Hi,
on a SQL 2012 cluster with Availibility groups pushing from a primary to a secondary replica, small databases seem to have very low Redo Rate (KB/s). The reason i'm questioning this is that we have a third party SQL monitoring tool who marks our servers as 'Critical' all the time, the reason being that some of these databases have redo rates below 500 KB/s (thats the monitoring tool's threshold) and some of ours are listed as 4KB/s. The theory being that in a failover situation, the replication of data is perceived to be so slow that they primary and secondary replicas may not be adequately sync'd.
We have some more heavily used databases on the same AG, same Primary and Secondary Replica's, etc. that are at 20,000+ KB/s - so we dont think it is a bandwidth issue.
As a test i created a new db, added it to the AG and left it. No tables, data, nothing. It's redo rate got logged at 44KB/s (in sys.dm_hadr_database_replica_states) and my alerting tool marked it as critical. I then created a table (on
the primary replica) and wrote a little script to push some junk data in. I had Perfmon running on the secondary replica monitoring
SQL Server:Database Replica > Redone Bytes/sec , redo_queue_size (KB) and redo_rate amongst others. Immediately upon starting my script on the primary, Perfmon jumped on the secondary.
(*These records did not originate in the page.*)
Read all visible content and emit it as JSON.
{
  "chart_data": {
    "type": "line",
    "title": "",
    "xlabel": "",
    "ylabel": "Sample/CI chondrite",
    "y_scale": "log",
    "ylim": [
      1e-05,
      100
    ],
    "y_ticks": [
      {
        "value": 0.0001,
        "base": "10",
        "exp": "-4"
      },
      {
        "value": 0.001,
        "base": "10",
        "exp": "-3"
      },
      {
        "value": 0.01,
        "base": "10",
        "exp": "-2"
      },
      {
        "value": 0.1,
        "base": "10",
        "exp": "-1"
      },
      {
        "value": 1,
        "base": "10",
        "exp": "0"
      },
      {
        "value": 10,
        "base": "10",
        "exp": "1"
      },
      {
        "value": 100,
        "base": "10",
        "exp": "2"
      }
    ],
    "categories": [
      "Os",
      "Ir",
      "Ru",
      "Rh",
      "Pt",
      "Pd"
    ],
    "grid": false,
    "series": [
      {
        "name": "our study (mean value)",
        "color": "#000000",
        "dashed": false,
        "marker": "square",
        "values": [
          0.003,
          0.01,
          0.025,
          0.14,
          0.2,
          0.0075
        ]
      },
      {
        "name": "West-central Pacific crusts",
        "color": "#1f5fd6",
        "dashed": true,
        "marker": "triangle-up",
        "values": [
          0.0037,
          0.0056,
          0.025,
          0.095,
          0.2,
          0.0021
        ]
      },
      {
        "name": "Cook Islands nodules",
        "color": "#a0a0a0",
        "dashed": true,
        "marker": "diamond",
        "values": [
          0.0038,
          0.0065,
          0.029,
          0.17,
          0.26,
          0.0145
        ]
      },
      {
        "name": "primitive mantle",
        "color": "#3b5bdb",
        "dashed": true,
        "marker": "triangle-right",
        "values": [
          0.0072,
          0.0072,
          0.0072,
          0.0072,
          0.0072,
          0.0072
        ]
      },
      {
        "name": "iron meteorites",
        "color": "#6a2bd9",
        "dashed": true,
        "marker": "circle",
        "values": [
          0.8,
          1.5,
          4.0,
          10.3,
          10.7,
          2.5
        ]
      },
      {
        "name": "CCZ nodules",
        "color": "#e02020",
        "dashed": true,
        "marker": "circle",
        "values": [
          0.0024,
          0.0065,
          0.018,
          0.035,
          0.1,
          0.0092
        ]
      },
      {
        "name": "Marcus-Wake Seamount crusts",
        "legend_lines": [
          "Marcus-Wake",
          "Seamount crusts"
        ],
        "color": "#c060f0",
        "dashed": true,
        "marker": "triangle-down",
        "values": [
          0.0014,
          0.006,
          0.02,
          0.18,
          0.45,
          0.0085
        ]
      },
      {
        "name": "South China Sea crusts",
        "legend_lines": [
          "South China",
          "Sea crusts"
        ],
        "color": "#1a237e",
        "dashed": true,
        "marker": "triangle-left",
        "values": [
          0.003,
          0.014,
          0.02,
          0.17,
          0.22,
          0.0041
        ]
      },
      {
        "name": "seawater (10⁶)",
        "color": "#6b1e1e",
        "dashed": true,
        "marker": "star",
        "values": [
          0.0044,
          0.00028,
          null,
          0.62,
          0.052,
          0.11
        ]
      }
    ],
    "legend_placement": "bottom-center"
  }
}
Within about 2 minutes of pummelling the database my
Redo rate had risen (from 44 KB/s) to 1,850 KB/s and my alerting software decided my replica was no longer in a critical state.
Sorry if this is longwinded, but is there some algorithm that averages the amount of data being exchanged between replicas over a period of time? The Redo rate seems like it should be calculated based on some thing lower in the OSI stack than whether the specific database currently has (or has recently had) much data to replicate?
Thanks!
Matt